The cluster graph therefore describes in a synthethic way the clumps in the cell graph and their relative similarities. Of course, several parameters were used to construct the cell similarity graph and the cluster graph, and the actual clusters will depend on the choice of these parameters. This is to be expected, as the type and amount of desired clustering depends on what questions one wants to answer. Therefore, changing the creation parameters for the cell and cluster graphs can be used in the process of exploring and understanding the data.

Despite the above considerations, it is interesting to compare the results of this clustering with the clustering obtained via t-SNE in the Darmanis paper. To do this, click on the button labeled oCell meta data, then, under Contingency table for two meta data fields, select cell set name AllCells and meta data names Cluster (the clustering we just computed) and cluster_2d (the t-SNE clustering from the Darmanis paper). This displays a contingency table of the two clusterings - that is, a table containing the number of cells with each combination of the two clusterings.
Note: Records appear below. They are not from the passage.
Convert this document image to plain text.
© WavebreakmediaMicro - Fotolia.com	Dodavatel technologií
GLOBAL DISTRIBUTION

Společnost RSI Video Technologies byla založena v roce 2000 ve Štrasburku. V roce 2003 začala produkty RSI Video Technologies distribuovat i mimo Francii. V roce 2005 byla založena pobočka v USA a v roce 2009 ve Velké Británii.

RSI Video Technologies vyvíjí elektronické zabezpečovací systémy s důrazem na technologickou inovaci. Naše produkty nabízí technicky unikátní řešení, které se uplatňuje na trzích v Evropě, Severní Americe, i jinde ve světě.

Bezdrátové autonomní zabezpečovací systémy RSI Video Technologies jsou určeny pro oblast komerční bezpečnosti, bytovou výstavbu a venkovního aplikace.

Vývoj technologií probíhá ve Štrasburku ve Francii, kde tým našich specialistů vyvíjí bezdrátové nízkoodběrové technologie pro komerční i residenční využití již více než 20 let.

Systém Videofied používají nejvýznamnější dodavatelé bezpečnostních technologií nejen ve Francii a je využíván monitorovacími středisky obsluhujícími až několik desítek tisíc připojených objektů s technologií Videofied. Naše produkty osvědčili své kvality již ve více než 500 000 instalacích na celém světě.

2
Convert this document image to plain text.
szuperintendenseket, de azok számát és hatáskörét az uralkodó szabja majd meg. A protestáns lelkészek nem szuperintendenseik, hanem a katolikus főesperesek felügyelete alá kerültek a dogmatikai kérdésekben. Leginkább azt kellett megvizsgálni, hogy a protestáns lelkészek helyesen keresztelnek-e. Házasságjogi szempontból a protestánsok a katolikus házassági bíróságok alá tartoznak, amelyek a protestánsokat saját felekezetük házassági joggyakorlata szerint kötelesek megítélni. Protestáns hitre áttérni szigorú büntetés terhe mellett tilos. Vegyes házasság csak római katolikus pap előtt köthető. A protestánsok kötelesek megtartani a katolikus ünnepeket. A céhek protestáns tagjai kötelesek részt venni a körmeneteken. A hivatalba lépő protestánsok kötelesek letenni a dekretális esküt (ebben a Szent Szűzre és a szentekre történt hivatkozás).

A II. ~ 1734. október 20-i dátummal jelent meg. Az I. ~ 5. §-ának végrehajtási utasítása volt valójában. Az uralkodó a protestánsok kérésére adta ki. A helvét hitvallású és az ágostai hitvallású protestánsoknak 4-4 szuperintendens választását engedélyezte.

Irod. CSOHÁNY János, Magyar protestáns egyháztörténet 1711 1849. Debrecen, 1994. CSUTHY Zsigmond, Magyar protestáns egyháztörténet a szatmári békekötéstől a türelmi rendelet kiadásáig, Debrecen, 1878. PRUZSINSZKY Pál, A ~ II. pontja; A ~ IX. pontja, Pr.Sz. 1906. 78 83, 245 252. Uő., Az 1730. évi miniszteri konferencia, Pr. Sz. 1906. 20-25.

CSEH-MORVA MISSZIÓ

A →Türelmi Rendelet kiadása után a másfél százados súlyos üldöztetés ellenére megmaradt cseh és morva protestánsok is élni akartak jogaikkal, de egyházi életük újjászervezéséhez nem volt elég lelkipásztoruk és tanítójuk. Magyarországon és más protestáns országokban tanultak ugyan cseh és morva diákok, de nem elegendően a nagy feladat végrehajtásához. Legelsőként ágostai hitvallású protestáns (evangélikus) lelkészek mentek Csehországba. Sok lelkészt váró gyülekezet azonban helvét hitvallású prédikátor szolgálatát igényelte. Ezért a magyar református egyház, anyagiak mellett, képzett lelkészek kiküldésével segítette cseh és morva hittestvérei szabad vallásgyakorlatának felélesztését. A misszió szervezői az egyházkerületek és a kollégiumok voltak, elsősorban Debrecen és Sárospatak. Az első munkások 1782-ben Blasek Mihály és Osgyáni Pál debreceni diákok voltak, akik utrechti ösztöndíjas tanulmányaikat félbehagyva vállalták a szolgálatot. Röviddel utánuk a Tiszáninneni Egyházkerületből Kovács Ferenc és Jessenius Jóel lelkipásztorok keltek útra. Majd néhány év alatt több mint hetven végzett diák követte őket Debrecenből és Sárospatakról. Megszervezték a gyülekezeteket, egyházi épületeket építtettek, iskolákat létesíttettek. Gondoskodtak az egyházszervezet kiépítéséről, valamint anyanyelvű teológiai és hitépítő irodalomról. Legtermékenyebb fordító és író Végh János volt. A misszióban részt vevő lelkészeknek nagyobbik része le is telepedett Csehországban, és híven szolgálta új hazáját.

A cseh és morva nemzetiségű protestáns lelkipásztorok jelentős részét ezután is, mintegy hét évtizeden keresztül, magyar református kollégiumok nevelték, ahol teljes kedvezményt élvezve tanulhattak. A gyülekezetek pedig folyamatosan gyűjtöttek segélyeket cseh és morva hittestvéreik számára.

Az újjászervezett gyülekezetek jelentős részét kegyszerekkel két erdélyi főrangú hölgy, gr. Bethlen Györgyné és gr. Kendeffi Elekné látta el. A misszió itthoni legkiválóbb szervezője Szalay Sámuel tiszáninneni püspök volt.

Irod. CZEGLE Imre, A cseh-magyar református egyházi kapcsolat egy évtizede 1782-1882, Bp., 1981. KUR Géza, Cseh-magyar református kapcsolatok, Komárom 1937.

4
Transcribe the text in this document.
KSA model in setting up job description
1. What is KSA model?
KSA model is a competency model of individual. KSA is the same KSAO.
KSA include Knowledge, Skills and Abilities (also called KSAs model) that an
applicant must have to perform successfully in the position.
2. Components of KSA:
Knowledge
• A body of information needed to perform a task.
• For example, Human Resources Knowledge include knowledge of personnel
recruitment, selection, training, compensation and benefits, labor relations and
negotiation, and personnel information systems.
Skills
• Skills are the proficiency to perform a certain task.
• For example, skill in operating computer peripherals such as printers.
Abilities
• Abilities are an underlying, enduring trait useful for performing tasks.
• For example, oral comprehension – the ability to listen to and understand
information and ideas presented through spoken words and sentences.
For example, this shows that cluster 0 in our clustering (900 cells) is split into clusters 7 and 8 in the t-SNE clustering. Conversely, t-SNE cluster 8 (1329 cells) is split between clusters 0, 3, 4, 7, and 10 in our clustering. We see from our cluster graph display that, for example, the similarity between the average expressions of clusters 0 and 3 is only 0.51, so it probably makes sense to keep these are two separate clusters. For other clusters, there is more agreement between the two clustering. For example, t-SNE cluster 9 largely corresponds to our cluster 2, and t-SNE cluster 2 largely corresponds to our cluster 11. As discussed above, the relative merits of each clustering can be dependent on the type of information we are trying to extract. The ExpressionMatrix2 software allows quick exploration of clustering alternatives, by making it fast and easy to generate multiple cell similarity graphs and cluster graphs with different creation parameters.

Conclusion

I used this case study to illustrate most of the functionality of the ExpressionMatrix2 software currently available, but not all of it. Most notably, this case study did not illustrate the functionality to define cell sets - arbitrary subsets of cells. Once a cell set is defined, it can be used to create a cell similarity graph, which will include only cells in the set. This way you can restrict your investigation to a subset of cells of interest. This can facilitate data interpretation by reducing distractions due to cell populations unrelated to the topic of interest.